Provide an Input: "Write a short story about a robot learning to dance."
Adjust generation settings:
- Max New Tokens: 200
- Temperature: 0.7
- Top K: 50
- Top P: 0.95
Run the workflow.
The Text output will contain the generated story, which you can feed into a Text Display component or use in downstream logic.
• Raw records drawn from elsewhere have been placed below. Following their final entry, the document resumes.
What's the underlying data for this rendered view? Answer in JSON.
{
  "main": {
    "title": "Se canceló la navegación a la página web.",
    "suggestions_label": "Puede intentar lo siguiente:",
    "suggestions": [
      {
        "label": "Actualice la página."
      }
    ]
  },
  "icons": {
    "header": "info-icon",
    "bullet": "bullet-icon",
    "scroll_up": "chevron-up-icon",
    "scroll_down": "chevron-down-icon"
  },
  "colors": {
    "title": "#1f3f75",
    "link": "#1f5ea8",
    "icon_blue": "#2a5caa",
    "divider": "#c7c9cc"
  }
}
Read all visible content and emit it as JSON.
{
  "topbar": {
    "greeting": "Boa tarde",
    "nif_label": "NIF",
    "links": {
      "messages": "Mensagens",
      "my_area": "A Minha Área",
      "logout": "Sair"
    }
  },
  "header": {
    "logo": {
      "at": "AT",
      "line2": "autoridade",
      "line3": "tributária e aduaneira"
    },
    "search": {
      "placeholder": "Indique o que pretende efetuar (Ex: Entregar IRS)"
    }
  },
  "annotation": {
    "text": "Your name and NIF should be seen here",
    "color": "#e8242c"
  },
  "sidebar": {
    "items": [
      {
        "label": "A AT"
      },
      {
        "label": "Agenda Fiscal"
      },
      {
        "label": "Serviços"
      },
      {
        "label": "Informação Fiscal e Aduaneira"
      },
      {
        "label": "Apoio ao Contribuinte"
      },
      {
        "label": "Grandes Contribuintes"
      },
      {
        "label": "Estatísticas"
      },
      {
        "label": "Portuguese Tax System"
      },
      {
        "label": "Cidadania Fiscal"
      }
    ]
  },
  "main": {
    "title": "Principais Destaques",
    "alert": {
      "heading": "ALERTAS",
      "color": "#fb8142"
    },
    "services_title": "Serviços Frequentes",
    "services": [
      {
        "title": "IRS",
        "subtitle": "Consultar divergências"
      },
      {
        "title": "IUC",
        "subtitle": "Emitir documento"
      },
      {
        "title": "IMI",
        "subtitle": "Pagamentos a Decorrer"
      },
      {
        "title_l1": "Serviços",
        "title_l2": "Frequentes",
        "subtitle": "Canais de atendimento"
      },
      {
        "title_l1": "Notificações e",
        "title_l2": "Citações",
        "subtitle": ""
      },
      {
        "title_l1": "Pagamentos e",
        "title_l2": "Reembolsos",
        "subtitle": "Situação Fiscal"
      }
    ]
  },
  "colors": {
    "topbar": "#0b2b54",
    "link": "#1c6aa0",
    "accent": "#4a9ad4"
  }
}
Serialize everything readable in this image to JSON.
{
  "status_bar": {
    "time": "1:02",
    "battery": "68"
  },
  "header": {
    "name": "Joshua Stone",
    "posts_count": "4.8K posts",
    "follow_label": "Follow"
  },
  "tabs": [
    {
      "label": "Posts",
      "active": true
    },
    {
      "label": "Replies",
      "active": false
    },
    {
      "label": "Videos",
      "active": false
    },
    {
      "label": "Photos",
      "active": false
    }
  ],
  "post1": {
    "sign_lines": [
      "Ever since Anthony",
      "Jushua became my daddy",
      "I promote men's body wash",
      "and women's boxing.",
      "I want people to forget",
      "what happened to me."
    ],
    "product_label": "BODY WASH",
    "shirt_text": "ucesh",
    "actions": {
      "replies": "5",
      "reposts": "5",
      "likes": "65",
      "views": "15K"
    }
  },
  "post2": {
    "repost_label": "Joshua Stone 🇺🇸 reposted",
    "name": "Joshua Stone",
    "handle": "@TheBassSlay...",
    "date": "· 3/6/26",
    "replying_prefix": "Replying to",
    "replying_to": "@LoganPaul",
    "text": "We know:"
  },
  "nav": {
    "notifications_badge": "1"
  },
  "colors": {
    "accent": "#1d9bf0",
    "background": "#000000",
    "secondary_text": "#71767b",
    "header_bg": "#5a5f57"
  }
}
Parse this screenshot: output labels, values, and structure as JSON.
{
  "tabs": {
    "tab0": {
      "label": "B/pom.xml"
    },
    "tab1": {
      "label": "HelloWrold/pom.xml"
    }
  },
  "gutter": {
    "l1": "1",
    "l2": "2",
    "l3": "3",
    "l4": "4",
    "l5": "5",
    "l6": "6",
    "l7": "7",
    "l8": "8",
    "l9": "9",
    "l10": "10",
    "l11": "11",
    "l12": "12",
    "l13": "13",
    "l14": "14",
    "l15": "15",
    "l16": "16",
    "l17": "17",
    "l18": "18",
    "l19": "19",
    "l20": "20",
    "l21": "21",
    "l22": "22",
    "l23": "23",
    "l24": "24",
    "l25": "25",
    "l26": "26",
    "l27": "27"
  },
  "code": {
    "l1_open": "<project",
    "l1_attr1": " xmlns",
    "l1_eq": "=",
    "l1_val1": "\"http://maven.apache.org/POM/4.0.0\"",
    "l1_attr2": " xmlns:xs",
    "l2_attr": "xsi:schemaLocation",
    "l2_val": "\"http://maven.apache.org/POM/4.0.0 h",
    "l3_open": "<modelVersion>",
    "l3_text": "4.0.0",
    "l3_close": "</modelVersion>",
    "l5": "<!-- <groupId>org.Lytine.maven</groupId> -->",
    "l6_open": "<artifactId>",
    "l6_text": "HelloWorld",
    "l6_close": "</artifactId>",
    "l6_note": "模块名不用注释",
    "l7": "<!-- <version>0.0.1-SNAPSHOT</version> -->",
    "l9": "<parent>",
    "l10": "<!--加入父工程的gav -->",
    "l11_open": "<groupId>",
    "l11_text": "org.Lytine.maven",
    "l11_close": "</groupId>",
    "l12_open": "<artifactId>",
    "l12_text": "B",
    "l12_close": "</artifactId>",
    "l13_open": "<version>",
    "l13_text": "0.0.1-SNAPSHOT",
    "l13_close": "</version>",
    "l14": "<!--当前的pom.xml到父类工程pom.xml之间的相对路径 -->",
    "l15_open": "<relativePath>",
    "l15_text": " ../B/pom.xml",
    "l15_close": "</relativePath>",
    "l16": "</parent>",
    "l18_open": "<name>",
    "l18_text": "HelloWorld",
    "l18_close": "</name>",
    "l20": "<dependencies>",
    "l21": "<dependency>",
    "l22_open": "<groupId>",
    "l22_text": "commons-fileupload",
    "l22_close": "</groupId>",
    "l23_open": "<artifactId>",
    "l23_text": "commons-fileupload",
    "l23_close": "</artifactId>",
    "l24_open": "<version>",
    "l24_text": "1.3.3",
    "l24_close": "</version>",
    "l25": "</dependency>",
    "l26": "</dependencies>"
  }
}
OpenAI – Generate text using OpenAI models.
Google Gemini – Access Google’s Gemini language models.
Azure OpenAI – Use Azure‑hosted OpenAI services.
LLM Callback – Capture and log model responses for monitoring.

Tips and Best Practices

Choose the right model size: Larger models produce higher quality text but consume more tokens and may be slower.
Use mapping mode for batch processing: When you need to generate text for many prompts, enable Mapping Mode and connect a data source.
Adjust temperature for creativity: Lower temperatures (e.g., 0.2) give more deterministic outputs; higher temperatures (e.g., 0.8) add variety.
Limit Max New Tokens: Setting a reasonable limit prevents runaway token usage and keeps costs down.
Set Repetition Penalty: A value slightly above 1.0 (e.g., 1.2) can reduce repetitive output.
Use retries sparingly: If you experience transient network issues, increase Retry Attempts; otherwise keep it low to avoid unnecessary delays.

Security Considerations

Keep your API token secret: Store it in a credential and never expose it in logs or shared workflows.
Use HTTPS endpoints: The default inference endpoint uses HTTPS; if you provide a custom endpoint, ensure it is secure.
Limit access to the component: Only users who need to generate text should have permission to configure this component.